After barely winning a vote of “no confidence” on June 30, former Prime Minister Boris Johnson gave his resignation to Queen Elizabeth shortly before noon. After several resignations, Johnson’s scandal-plagued government collapsed. Johnson announced his resignation on July 7.
Truss, the ex-foreign secretary, was involved in a bitter leadership contest with Rishi Sunak, former Chancellor of Exchequer. Truss pledged to cancel a planned increase in the corporation tax, reverse an increase in the national institution personal tax and present an emergency budget shortly after she took office. Sunak stated that Truss’s economic proposals would only increase inflation and called her tax-cuts plan “moral failure.”
Truss won the leadership election easily with rank-and-file Tories with 81,326 votes (57.4% from Conservative members) versus 60,399 (42.6%) in Sunak’s favor.
The transfer of power is normally done at Buckingham Palace in London. However, it is being held in Scotland to ensure a quick process and limit travel by the 96-year-old queen.
Johnson stated that he would be retiring from politics and compared himself to a Roman dictator who went to farming after resigning.
Johnson stated, “Like Cincinnatus, I am returning to the plow,” Johnson stated, “And I will offer this government nothing but my most passionate support.”
Truss’s platform was very vague. It promised to cut taxes and do something about energy prices, as well as address the main issue of a declining standard of living. The Wall Street Journal points this out: Truss has much bigger problems.

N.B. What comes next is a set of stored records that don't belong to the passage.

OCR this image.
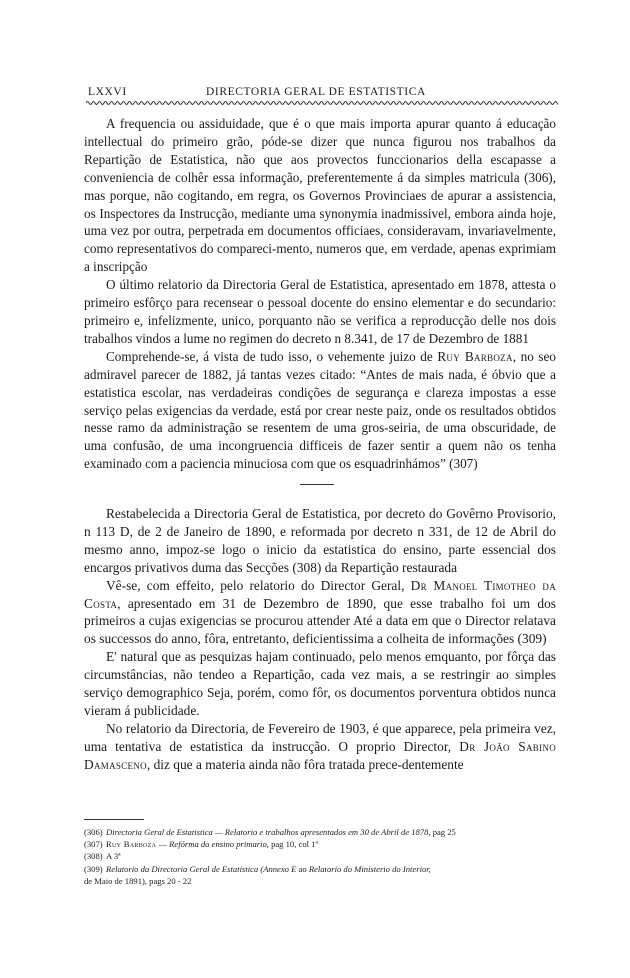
LXXVI	DIRECTORIA GERAL DE ESTATISTICA

A frequencia ou assiduidade, que é o que mais importa apurar quanto á educação intellectual do primeiro grão, póde-se dizer que nunca figurou nos trabalhos da Repartição de Estatistica, não que aos provectos funccionarios della escapasse a conveniencia de colhêr essa informação, preferentemente á da simples matricula (306), mas porque, não cogitando, em regra, os Governos Provinciaes de apurar a assistencia, os Inspectores da Instrucção, mediante uma synonymia inadmissivel, embora ainda hoje, uma vez por outra, perpetrada em documentos officiaes, consideravam, invariavelmente, como representativos do compareci-mento, numeros que, em verdade, apenas exprimiam a inscripção

O último relatorio da Directoria Geral de Estatistica, apresentado em 1878, attesta o primeiro esfôrço para recensear o pessoal docente do ensino elementar e do secundario: primeiro e, infelizmente, unico, porquanto não se verifica a reproducção delle nos dois trabalhos vindos a lume no regimen do decreto n 8.341, de 17 de Dezembro de 1881

Comprehende-se, á vista de tudo isso, o vehemente juizo de Ruy Barboza, no seo admiravel parecer de 1882, já tantas vezes citado: “Antes de mais nada, é óbvio que a estatistica escolar, nas verdadeiras condições de segurança e clareza impostas a esse serviço pelas exigencias da verdade, está por crear neste paiz, onde os resultados obtidos nesse ramo da administração se resentem de uma gros-seiria, de uma obscuridade, de uma confusão, de uma incongruencia difficeis de fazer sentir a quem não os tenha examinado com a paciencia minuciosa com que os esquadrinhámos” (307)

Restabelecida a Directoria Geral de Estatistica, por decreto do Govêrno Provisorio, n 113 D, de 2 de Janeiro de 1890, e reformada por decreto n 331, de 12 de Abril do mesmo anno, impoz-se logo o inicio da estatistica do ensino, parte essencial dos encargos privativos duma das Secções (308) da Repartição restaurada

Vê-se, com effeito, pelo relatorio do Director Geral, Dr Manoel Timotheo da Costa, apresentado em 31 de Dezembro de 1890, que esse trabalho foi um dos primeiros a cujas exigencias se procurou attender Até a data em que o Director relatava os successos do anno, fôra, entretanto, deficientissima a colheita de informações (309)

E' natural que as pesquizas hajam continuado, pelo menos emquanto, por fôrça das circumstâncias, não tendeo a Repartição, cada vez mais, a se restringir ao simples serviço demographico Seja, porém, como fôr, os documentos porventura obtidos nunca vieram á publicidade.

No relatorio da Directoria, de Fevereiro de 1903, é que apparece, pela primeira vez, uma tentativa de estatistica da instrucção. O proprio Director, Dr João Sabino Damasceno, diz que a materia ainda não fôra tratada prece-dentemente

(306) Directoria Geral de Estatistica — Relatorio e trabalhos apresentados em 30 de Abril de 1878, pag 25

(307) Ruy Barboza — Refórma do ensino primario, pag 10, col 1ª

(308) A 3ª

(309) Relatorio da Directoria Geral de Estatistica (Annexo E ao Relatorio do Ministerio do Interior,
de Maio de 1891), pags 20 - 22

The rate of productivity growth has fallen to half that it was in 2000, real wages have dropped, the pound has reached record lows, and the growing population is putting increasing pressure on public services. This is despite the government trying to curb excessive public spending during the Covid-19 pandemic.
Britain’s withdrawal from the European Union has made it difficult for Britain to trade with its largest trading partner. Furthermore, immigration restrictions have prevented access to cheap European labor. This has led to a worsening of the European labor shortage.
Inflationary double whammy: The combination of an energy crisis and a labor crunch.
Since Margaret Thatcher’s election in the 1980s, Britain’s economy has not been in such dire straits. If Truss cannot make a significant improvement to the situation, a vote before the 2025 election is possible.
The British Labour Party remains in chaos after the disastrous leadership of Jeremy Corbyn who led the worst Labour defeat since the 1980s, three years ago. The Labour Party doesn’t offer much challenge, even if they have to face voters before 2025.